Sektör temsilcileri, 22 Mart Dünya Su Günü dolayısıyla AA muhabirine, sanayicilerin su tüketiminin azaltılması ve atık su geri kazanımı konularındaki faaliyetlerine ilişkin değerlendirmede bulundu.
İstanbul Sanayi Odası (İSO) Yönetim Kurulu Başkanı Erdal Bahçıvan, günden güne daha çok hissedilir hale gelen iklim değişikliğinin su kaynakları üzerinde yol açtığı olumsuzluklardan, bulunduğu konum itibarıyla Türkiye'nin de önemli ölçüde etkilendiğini söyledi.
Kısıtlı su kaynaklarının iklim etkisiyle azalması nedeniyle Türkiye'nin su stresi yaşayan ülkeler arasına girdiğini belirten Bahçıvan, sözlerini şöyle sürdürdü:
"Oysa ki su tüm canlıların ihtiyacı olduğu gibi tarım ve sanayi de suya bağımlı sektörlerden. Su ve atık su yönetimi işletmeleri, akademiyi, yerel yönetimleri ve hükümetleri ortak su sorununa kalıcı çözümler bulmak için bir araya gelmeye çağıran bir kaynak yönetimi ve yönetişim paradigması. Sanayicilik güven sağlama, iletişim kurma, her an öğrenme, şartlara hızlı uyum sağlama, yol boyunca yeni yatırımlarla kendini yenileme gerektiren bir yolculuk."
Toplam su tüketiminin yüzde 11'i sanayide
Erdal Bahçıvan, halihazırda suyun yüzde 77 ile en çok tarımsal sulamada kullanıldığını, bu alanı yüzde 12 ile içme-kullanma ve yüzde 11 ile sanayinin izlediğini ifade etti.
Bahçıvan, endüstriyel amaçlı su kullanımının yüzde 22'sinin gıda sektöründe, yüzde 18'inin tekstilde, yüzde 16'sının kimyada gerçekleştiğini söyledi. Bahçıvan, "Bu 3 sektörde kullanılan su miktarı toplam endüstriyel amaçlı su kullanımının yüzde 50'sinden fazlasını oluşturuyor.

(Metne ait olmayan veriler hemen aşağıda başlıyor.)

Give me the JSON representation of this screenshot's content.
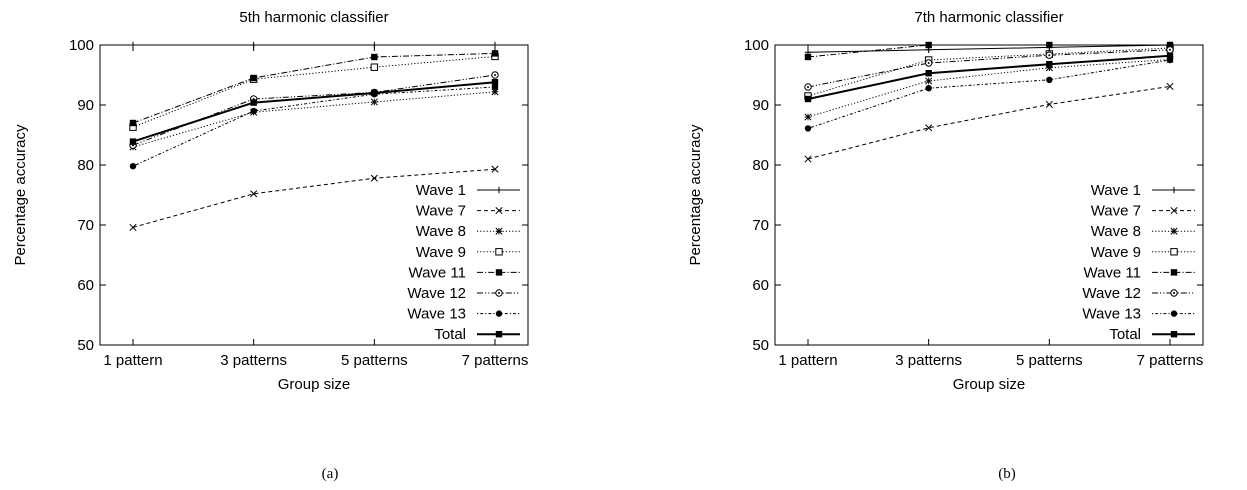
{
  "chart_data": [
    {
      "type": "line",
      "title": "5th harmonic classifier",
      "xlabel": "Group size",
      "ylabel": "Percentage accuracy",
      "caption": "(a)",
      "categories": [
        "1 pattern",
        "3 patterns",
        "5 patterns",
        "7 patterns"
      ],
      "ylim": [
        50,
        100
      ],
      "yticks": [
        "50",
        "60",
        "70",
        "80",
        "90",
        "100"
      ],
      "grid": false,
      "legend_position": "lower-right",
      "series": [
        {
          "name": "Wave 1",
          "values": [
            100,
            100,
            100,
            100
          ],
          "marker": "plus",
          "dash": "solid"
        },
        {
          "name": "Wave 7",
          "values": [
            69.6,
            75.2,
            77.8,
            79.3
          ],
          "marker": "x",
          "dash": "dashed"
        },
        {
          "name": "Wave 8",
          "values": [
            83.0,
            88.8,
            90.5,
            92.2
          ],
          "marker": "star",
          "dash": "dotted"
        },
        {
          "name": "Wave 9",
          "values": [
            86.3,
            94.3,
            96.3,
            98.1
          ],
          "marker": "square-open",
          "dash": "dotted"
        },
        {
          "name": "Wave 11",
          "values": [
            87.0,
            94.5,
            98.0,
            98.6
          ],
          "marker": "square-filled",
          "dash": "dashdot"
        },
        {
          "name": "Wave 12",
          "values": [
            83.3,
            91.0,
            92.1,
            95.0
          ],
          "marker": "circle-open",
          "dash": "dashdotdot"
        },
        {
          "name": "Wave 13",
          "values": [
            79.8,
            89.0,
            91.8,
            93.0
          ],
          "marker": "circle-filled",
          "dash": "dotdash"
        },
        {
          "name": "Total",
          "values": [
            83.9,
            90.4,
            92.0,
            93.8
          ],
          "marker": "square-filled",
          "dash": "solid-bold"
        }
      ]
    },
    {
      "type": "line",
      "title": "7th harmonic classifier",
      "xlabel": "Group size",
      "ylabel": "Percentage accuracy",
      "caption": "(b)",
      "categories": [
        "1 pattern",
        "3 patterns",
        "5 patterns",
        "7 patterns"
      ],
      "ylim": [
        50,
        100
      ],
      "yticks": [
        "50",
        "60",
        "70",
        "80",
        "90",
        "100"
      ],
      "grid": false,
      "legend_position": "lower-right",
      "series": [
        {
          "name": "Wave 1",
          "values": [
            98.8,
            99.2,
            99.6,
            100
          ],
          "marker": "plus",
          "dash": "solid"
        },
        {
          "name": "Wave 7",
          "values": [
            81.0,
            86.2,
            90.1,
            93.1
          ],
          "marker": "x",
          "dash": "dashed"
        },
        {
          "name": "Wave 8",
          "values": [
            88.0,
            94.0,
            96.2,
            97.6
          ],
          "marker": "star",
          "dash": "dotted"
        },
        {
          "name": "Wave 9",
          "values": [
            91.5,
            97.5,
            98.5,
            99.5
          ],
          "marker": "square-open",
          "dash": "dotted"
        },
        {
          "name": "Wave 11",
          "values": [
            98.0,
            100,
            100,
            100
          ],
          "marker": "square-filled",
          "dash": "dashdot"
        },
        {
          "name": "Wave 12",
          "values": [
            93.0,
            97.0,
            98.3,
            99.2
          ],
          "marker": "circle-open",
          "dash": "dashdotdot"
        },
        {
          "name": "Wave 13",
          "values": [
            86.1,
            92.8,
            94.2,
            97.5
          ],
          "marker": "circle-filled",
          "dash": "dotdash"
        },
        {
          "name": "Total",
          "values": [
            91.0,
            95.3,
            96.8,
            98.2
          ],
          "marker": "square-filled",
          "dash": "solid-bold"
        }
      ]
    }
  ]
}
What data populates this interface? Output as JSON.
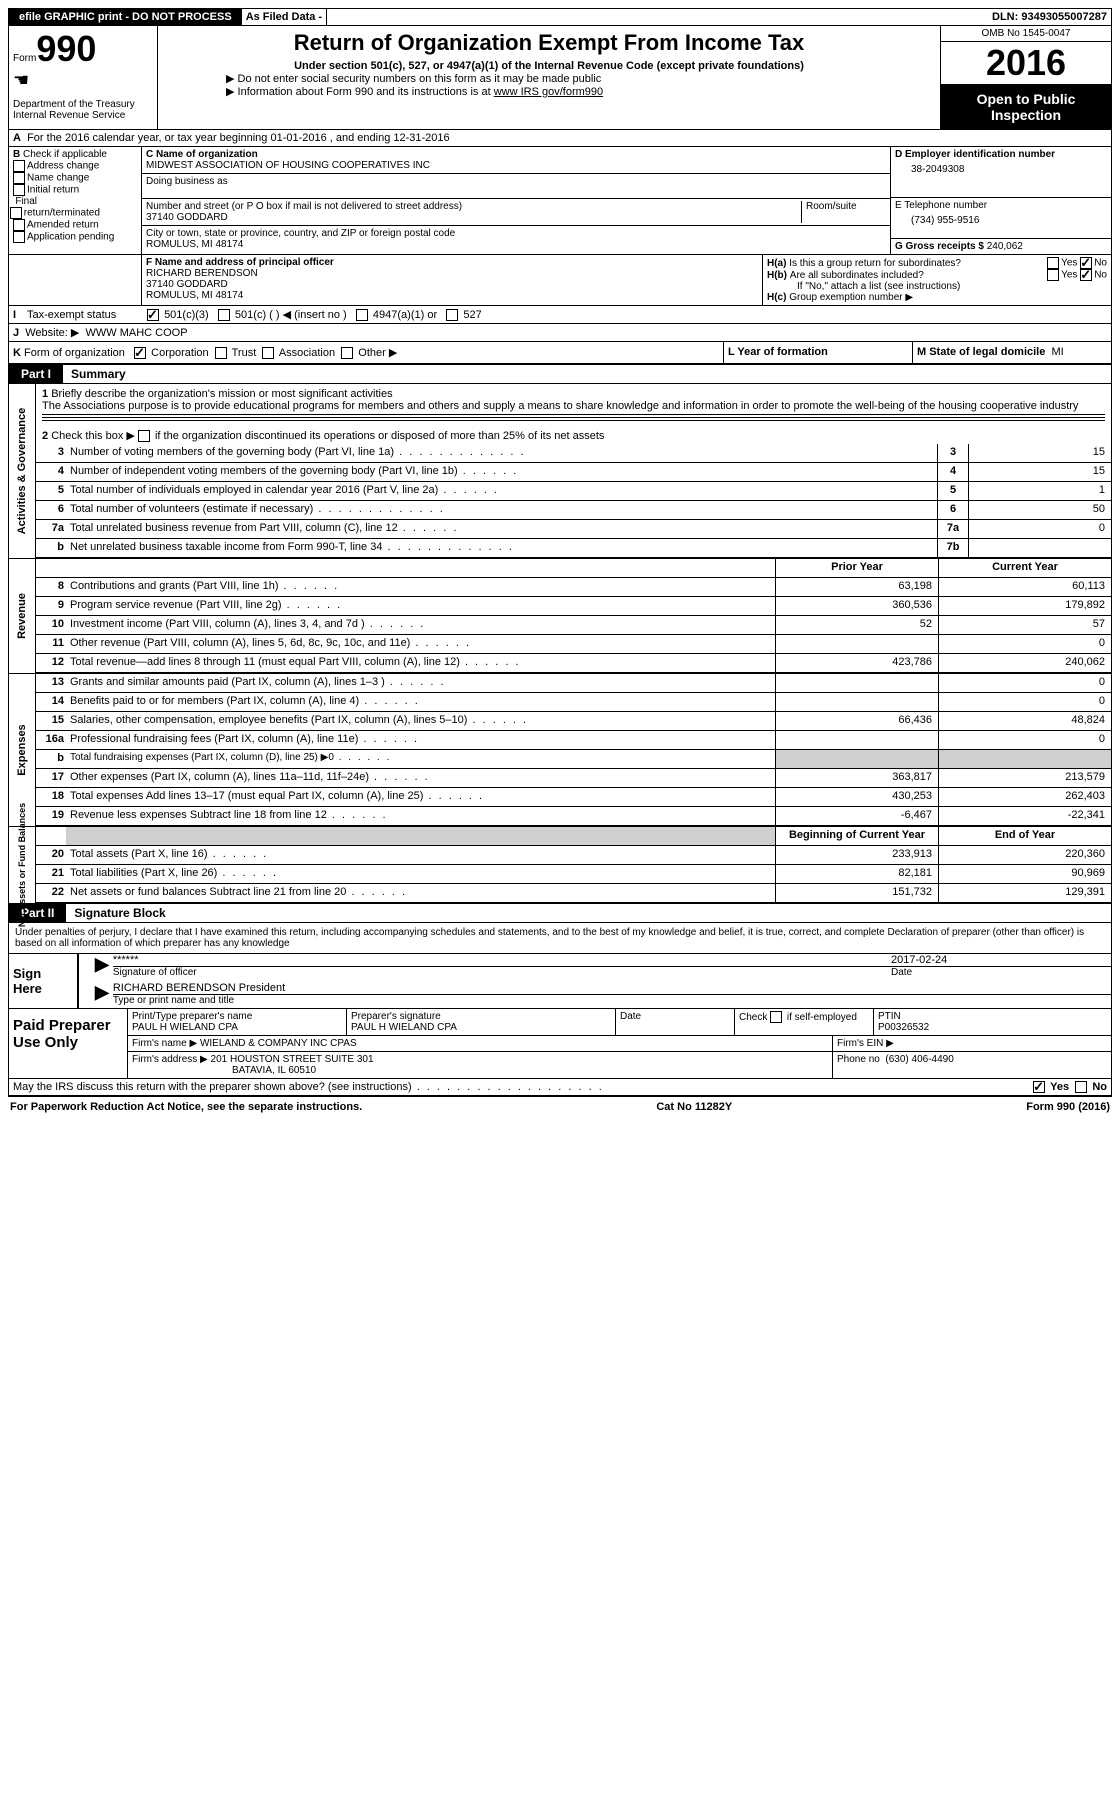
{
  "top": {
    "efile": "efile GRAPHIC print - DO NOT PROCESS",
    "asfiled": "As Filed Data -",
    "dln_label": "DLN:",
    "dln": "93493055007287"
  },
  "header": {
    "form_word": "Form",
    "form_num": "990",
    "dept": "Department of the Treasury",
    "irs": "Internal Revenue Service",
    "title": "Return of Organization Exempt From Income Tax",
    "subtitle": "Under section 501(c), 527, or 4947(a)(1) of the Internal Revenue Code (except private foundations)",
    "note1": "▶ Do not enter social security numbers on this form as it may be made public",
    "note2": "▶ Information about Form 990 and its instructions is at ",
    "note2_link": "www IRS gov/form990",
    "omb_label": "OMB No",
    "omb": "1545-0047",
    "year": "2016",
    "open": "Open to Public Inspection"
  },
  "a_line": "For the 2016 calendar year, or tax year beginning 01-01-2016   , and ending 12-31-2016",
  "b": {
    "title": "Check if applicable",
    "items": [
      "Address change",
      "Name change",
      "Initial return",
      "Final return/terminated",
      "Amended return",
      "Application pending"
    ]
  },
  "c": {
    "name_label": "C Name of organization",
    "name": "MIDWEST ASSOCIATION OF HOUSING COOPERATIVES INC",
    "dba_label": "Doing business as",
    "street_label": "Number and street (or P O  box if mail is not delivered to street address)",
    "room_label": "Room/suite",
    "street": "37140 GODDARD",
    "city_label": "City or town, state or province, country, and ZIP or foreign postal code",
    "city": "ROMULUS, MI  48174"
  },
  "d": {
    "label": "D Employer identification number",
    "val": "38-2049308"
  },
  "e": {
    "label": "E Telephone number",
    "val": "(734) 955-9516"
  },
  "g": {
    "label": "G Gross receipts $",
    "val": "240,062"
  },
  "f": {
    "label": "F  Name and address of principal officer",
    "name": "RICHARD BERENDSON",
    "street": "37140 GODDARD",
    "city": "ROMULUS, MI  48174"
  },
  "h": {
    "a": "Is this a group return for subordinates?",
    "b": "Are all subordinates included?",
    "b_note": "If \"No,\" attach a list  (see instructions)",
    "c": "Group exemption number ▶",
    "yes": "Yes",
    "no": "No"
  },
  "i": {
    "label": "Tax-exempt status",
    "opts": [
      "501(c)(3)",
      "501(c) (   ) ◀ (insert no )",
      "4947(a)(1) or",
      "527"
    ]
  },
  "j": {
    "label": "Website: ▶",
    "val": "WWW MAHC COOP"
  },
  "k": {
    "label": "Form of organization",
    "opts": [
      "Corporation",
      "Trust",
      "Association",
      "Other ▶"
    ]
  },
  "l": {
    "label": "L Year of formation"
  },
  "m": {
    "label": "M State of legal domicile",
    "val": "MI"
  },
  "part1": {
    "tab": "Part I",
    "title": "Summary"
  },
  "s1": {
    "q": "Briefly describe the organization's mission or most significant activities",
    "a": "The Associations purpose is to provide educational programs for members and others and supply a means to share knowledge and information in order to promote the well-being of the housing cooperative industry"
  },
  "s2": "Check this box ▶      if the organization discontinued its operations or disposed of more than 25% of its net assets",
  "lines_top": [
    {
      "n": "3",
      "t": "Number of voting members of the governing body (Part VI, line 1a)",
      "box": "3",
      "v": "15",
      "dots": "dots"
    },
    {
      "n": "4",
      "t": "Number of independent voting members of the governing body (Part VI, line 1b)",
      "box": "4",
      "v": "15",
      "dots": "dots-short"
    },
    {
      "n": "5",
      "t": "Total number of individuals employed in calendar year 2016 (Part V, line 2a)",
      "box": "5",
      "v": "1",
      "dots": "dots-short"
    },
    {
      "n": "6",
      "t": "Total number of volunteers (estimate if necessary)",
      "box": "6",
      "v": "50",
      "dots": "dots"
    },
    {
      "n": "7a",
      "t": "Total unrelated business revenue from Part VIII, column (C), line 12",
      "box": "7a",
      "v": "0",
      "dots": "dots-short"
    },
    {
      "n": "b",
      "t": "Net unrelated business taxable income from Form 990-T, line 34",
      "box": "7b",
      "v": "",
      "dots": "dots"
    }
  ],
  "col_headers": {
    "prior": "Prior Year",
    "curr": "Current Year"
  },
  "revenue": [
    {
      "n": "8",
      "t": "Contributions and grants (Part VIII, line 1h)",
      "p": "63,198",
      "c": "60,113"
    },
    {
      "n": "9",
      "t": "Program service revenue (Part VIII, line 2g)",
      "p": "360,536",
      "c": "179,892"
    },
    {
      "n": "10",
      "t": "Investment income (Part VIII, column (A), lines 3, 4, and 7d )",
      "p": "52",
      "c": "57"
    },
    {
      "n": "11",
      "t": "Other revenue (Part VIII, column (A), lines 5, 6d, 8c, 9c, 10c, and 11e)",
      "p": "",
      "c": "0"
    },
    {
      "n": "12",
      "t": "Total revenue—add lines 8 through 11 (must equal Part VIII, column (A), line 12)",
      "p": "423,786",
      "c": "240,062"
    }
  ],
  "expenses": [
    {
      "n": "13",
      "t": "Grants and similar amounts paid (Part IX, column (A), lines 1–3 )",
      "p": "",
      "c": "0"
    },
    {
      "n": "14",
      "t": "Benefits paid to or for members (Part IX, column (A), line 4)",
      "p": "",
      "c": "0"
    },
    {
      "n": "15",
      "t": "Salaries, other compensation, employee benefits (Part IX, column (A), lines 5–10)",
      "p": "66,436",
      "c": "48,824"
    },
    {
      "n": "16a",
      "t": "Professional fundraising fees (Part IX, column (A), line 11e)",
      "p": "",
      "c": "0"
    },
    {
      "n": "b",
      "t": "Total fundraising expenses (Part IX, column (D), line 25) ▶0",
      "p": "SHADE",
      "c": "SHADE",
      "small": true
    },
    {
      "n": "17",
      "t": "Other expenses (Part IX, column (A), lines 11a–11d, 11f–24e)",
      "p": "363,817",
      "c": "213,579"
    },
    {
      "n": "18",
      "t": "Total expenses  Add lines 13–17 (must equal Part IX, column (A), line 25)",
      "p": "430,253",
      "c": "262,403"
    },
    {
      "n": "19",
      "t": "Revenue less expenses  Subtract line 18 from line 12",
      "p": "-6,467",
      "c": "-22,341"
    }
  ],
  "net_headers": {
    "b": "Beginning of Current Year",
    "e": "End of Year"
  },
  "netassets": [
    {
      "n": "20",
      "t": "Total assets (Part X, line 16)",
      "p": "233,913",
      "c": "220,360"
    },
    {
      "n": "21",
      "t": "Total liabilities (Part X, line 26)",
      "p": "82,181",
      "c": "90,969"
    },
    {
      "n": "22",
      "t": "Net assets or fund balances  Subtract line 21 from line 20",
      "p": "151,732",
      "c": "129,391"
    }
  ],
  "side_labels": {
    "gov": "Activities & Governance",
    "rev": "Revenue",
    "exp": "Expenses",
    "net": "Net Assets or Fund Balances"
  },
  "part2": {
    "tab": "Part II",
    "title": "Signature Block"
  },
  "perjury": "Under penalties of perjury, I declare that I have examined this return, including accompanying schedules and statements, and to the best of my knowledge and belief, it is true, correct, and complete  Declaration of preparer (other than officer) is based on all information of which preparer has any knowledge",
  "sign": {
    "here": "Sign Here",
    "stars": "******",
    "sig_label": "Signature of officer",
    "date": "2017-02-24",
    "date_label": "Date",
    "name": "RICHARD BERENDSON President",
    "name_label": "Type or print name and title"
  },
  "prep": {
    "left": "Paid Preparer Use Only",
    "r1": {
      "a_label": "Print/Type preparer's name",
      "a": "PAUL H WIELAND CPA",
      "b_label": "Preparer's signature",
      "b": "PAUL H WIELAND CPA",
      "c_label": "Date",
      "d_label": "Check        if self-employed",
      "e_label": "PTIN",
      "e": "P00326532"
    },
    "r2": {
      "label": "Firm's name    ▶",
      "val": "WIELAND & COMPANY INC CPAS",
      "ein_label": "Firm's EIN ▶"
    },
    "r3": {
      "label": "Firm's address ▶",
      "val1": "201 HOUSTON STREET SUITE 301",
      "val2": "BATAVIA, IL  60510",
      "ph_label": "Phone no",
      "ph": "(630) 406-4490"
    }
  },
  "discuss": {
    "q": "May the IRS discuss this return with the preparer shown above? (see instructions)",
    "yes": "Yes",
    "no": "No"
  },
  "footer": {
    "left": "For Paperwork Reduction Act Notice, see the separate instructions.",
    "mid": "Cat No 11282Y",
    "right": "Form 990 (2016)"
  }
}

Bu sektörleri yüzde 7 ile metal sanayi sektörü izliyor. Gıda, tekstil, kimya ve metal sanayi dışındaki diğer tüm sektörlerin su kullanımları toplamı, Türkiye genelinde endüstriyel amaçlı kullanılan su miktarının yüzde 37'sine tekabül ediyor." dedi.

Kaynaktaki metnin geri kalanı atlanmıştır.